Dash is an important cryptocurrency with a long history. When Evan Duffield and his collaborators began the DarkCoin project as X11, he had assessed several issues with what he’s always referred to as “the Bitcoin project.”
One issue he believed was addressable was the near-transparency of the blockchain. Using various “shuffling” features, DarkCoin could make it difficult to know a lot about a given transaction unless you were involved.
DarkCoin became “Dash,” which is short for “digital cash,” in 2015. Duffield gave an interview to CCN.com at the time:
One of the problems that any project based on Bitcoin suffers is the potential for 51% attacks. In its latest release, Dash has essentially solved the problem by relying more heavily on its Masternode network in addition to proof-of-working miners. The effect is that the entire network can now instantly confirm transactions.

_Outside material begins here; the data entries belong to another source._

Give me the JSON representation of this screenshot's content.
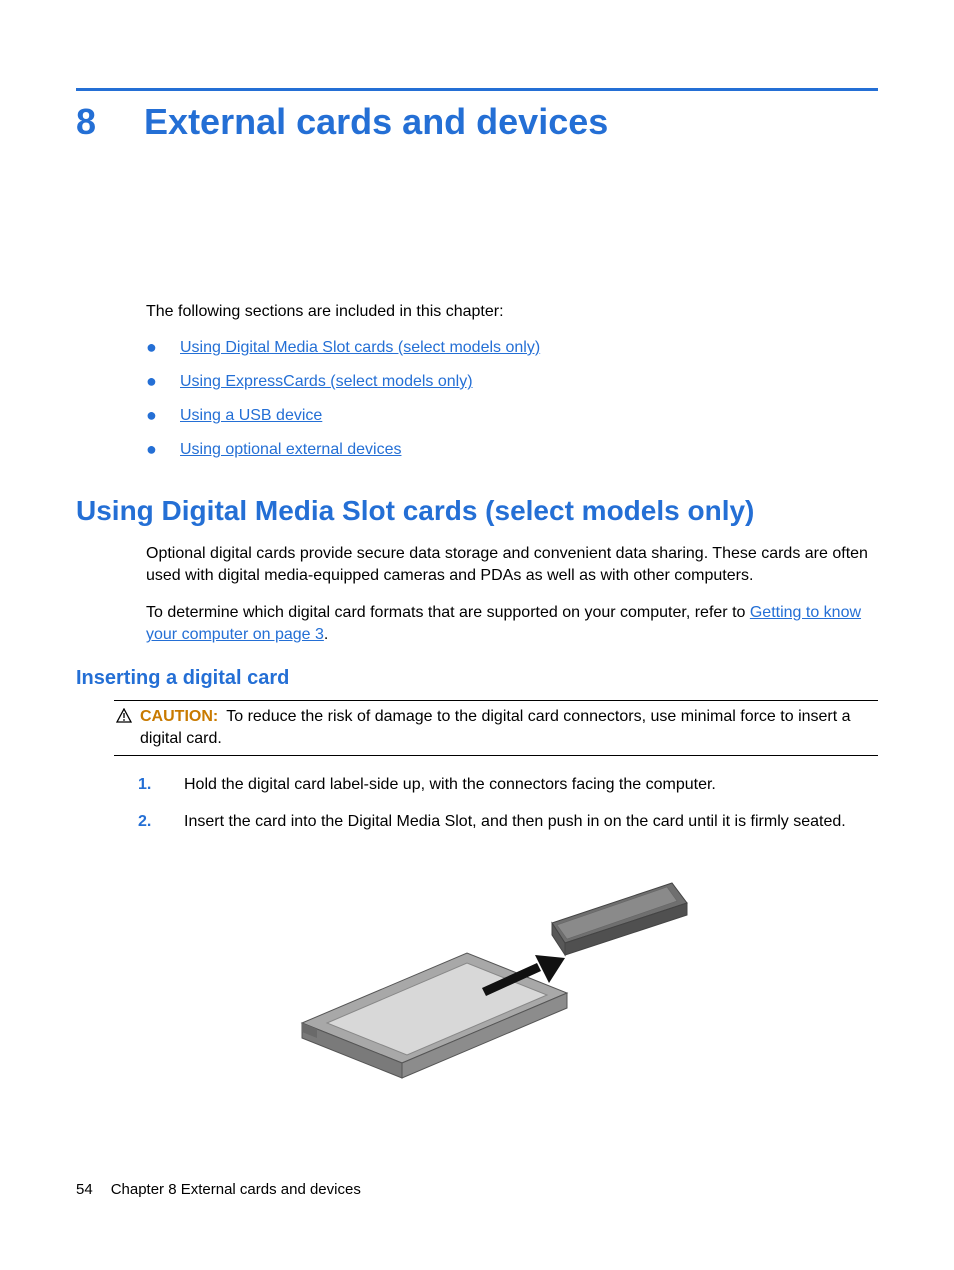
{
  "chapter": {
    "number": "8",
    "title": "External cards and devices"
  },
  "intro": "The following sections are included in this chapter:",
  "toc": [
    "Using Digital Media Slot cards (select models only)",
    "Using ExpressCards (select models only)",
    "Using a USB device",
    "Using optional external devices"
  ],
  "section1": {
    "heading": "Using Digital Media Slot cards (select models only)",
    "para1": "Optional digital cards provide secure data storage and convenient data sharing. These cards are often used with digital media-equipped cameras and PDAs as well as with other computers.",
    "para2_prefix": "To determine which digital card formats that are supported on your computer, refer to ",
    "para2_link": "Getting to know your computer on page 3",
    "para2_suffix": "."
  },
  "subsection": {
    "heading": "Inserting a digital card",
    "caution_label": "CAUTION:",
    "caution_text": "To reduce the risk of damage to the digital card connectors, use minimal force to insert a digital card.",
    "steps": [
      "Hold the digital card label-side up, with the connectors facing the computer.",
      "Insert the card into the Digital Media Slot, and then push in on the card until it is firmly seated."
    ],
    "step_numbers": [
      "1.",
      "2."
    ]
  },
  "footer": {
    "page": "54",
    "chapter_label": "Chapter 8   External cards and devices"
  }
}
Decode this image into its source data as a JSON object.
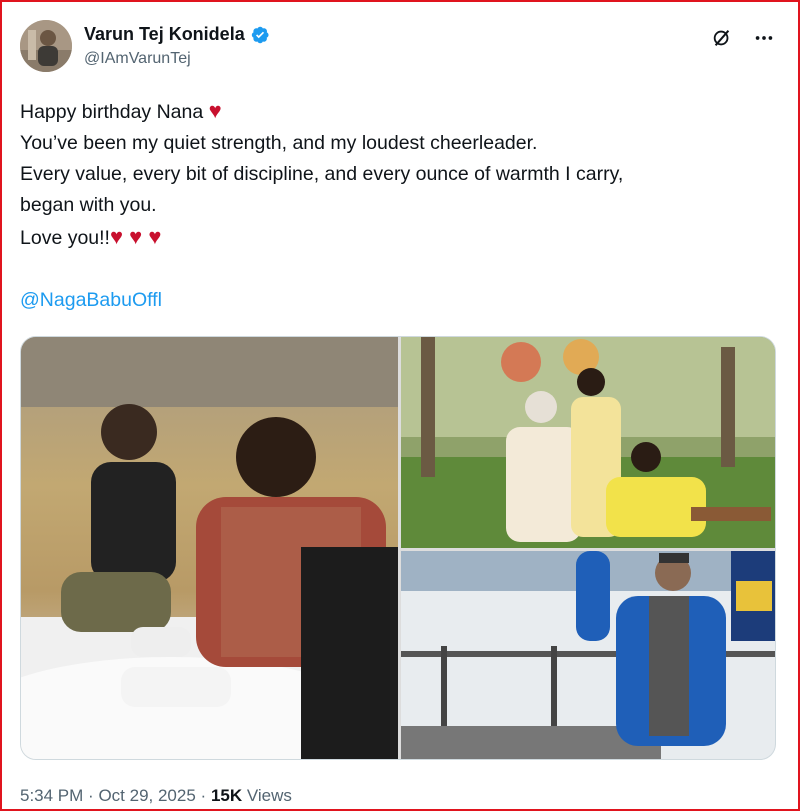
{
  "author": {
    "name": "Varun Tej Konidela",
    "handle": "@IAmVarunTej",
    "verified": true,
    "avatar_icon": "avatar-photo"
  },
  "tweet": {
    "lines": [
      "Happy birthday Nana",
      "You’ve been my quiet strength, and my loudest cheerleader.",
      "Every value, every bit of discipline, and every ounce of warmth I carry,",
      "began with you.",
      "Love you!!"
    ],
    "hearts_line1": "♥",
    "hearts_line5": "♥ ♥ ♥",
    "mention": "@NagaBabuOffl"
  },
  "media": {
    "photos": [
      {
        "name": "photo-father-son-snow"
      },
      {
        "name": "photo-family-garden"
      },
      {
        "name": "photo-man-mountain-snow"
      }
    ]
  },
  "footer": {
    "time": "5:34 PM",
    "date": "Oct 29, 2025",
    "separator": "·",
    "views_count": "15K",
    "views_label": "Views"
  },
  "colors": {
    "accent": "#1d9bf0",
    "border": "#e0141e",
    "heart": "#c8102e"
  }
}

Current Dash Core CEO Ryan Taylor recently told CCN.com that Dash’s privacy features are but one part of the experience. He prefers to view the project as a “financial user experience.” He said:
“The Dash network today is not one-dimentional. Dash delivers a user experience second to none in the cryptocurrency space today. Transactions are instant, practically costless, and incredibly secure. We have the most effective governance and funding model in the industry, the longest-running in the industry in fact. The cost to attack the Dash network exceeds even that of Bitcoin because of recently introduced security enhancements.
Dash has been grinding away developing real-world use cases as well, quietly increasing our transactions and becoming a leader in actual real-world use cases. And our next release is going to blow people away, with a complete focus on user experience and the ability to easily build applications on Dash.”
With the introduction of Masternodes, which are vested parties who play an essential role in the Dash network, two types of transactions became possible on Dash: instant and opaque.
Neither of these features yet exists on Bitcoin, and to integrate instant transactions would require an overhaul of the entire network. Opaque transactions have long been possible on Bitcoin through similar methods as used in Dash. Nonetheless, neither elder statesman has the potential for privacy that projects like Monero, Zcash, and DAPS integrated from the beginning.
The dominance of ASIC hardware creates an existential risk for most proof-of-work blockchains, but Dash is the first to introduce a drastic solution that reportedly works well.
The situation: at any time, a single entity could manage to overpower the network and control the history of Bitcoin or any other proof-of-work coin.
In crypto, this can have devastating consequences. If the situation is absurd enough, a person could make a deposit to an exchange, sell the coin, then reorganize the blockchain so that the deposit never happened.
The Dash solution: chainlocks, a technology which cements a transaction within seconds of its transmission. The upgrade essentially makes “instantsend” redundant at this point, as all transactions on Dash will conclusively be confirmed in the same amount of time. Taylor told CCN.com:
“Using ChainLocks and InstantSend together, the Dash network enables exchanges and merchants to instantly credit user accounts without risk, which dramatically improves the user experience by eliminating the delay for transaction finality from which Bitcoin and other networks suffer. It also makes incoming transactions instantly respendable. In short, we’ve created the first version of a truly cash-like cryptocurrency. We started seeing exchanges supporting this feature in the first week, and our users obviously love it. The technology also enables use cases such as transactions at the point of sale, where about 97% of all transactions still take place. That’s why Dash is used more often than all other cryptocurrencies combined on payment platforms like Anypay and CryptobuyerPay.”
Long a top 10 cryptocurrency, Dash’s move to ASIC security had its drawbacks. At one point not so long ago, a diligent user pointed out that a single miner was consistently mining at least half of Dash’s blocks.
In Dash, miners only receive 45% of the block reward and transaction fees. 45% also goes to Masternodes, while the last 10% keeps the development of the project and Dash Core afloat. This already limits the incentive to attack the network, and Masternodes would have made it more difficult.
The Dash ecosystem has always been radically different from Bitcoin and other projects of similar technical competence. At a minimum, its decentralized governance structure was a first, a version of which was instituted by Ethereum a couple of years later – to massive failure.
Does different mean better? That, of course, is for the market and the users to decide.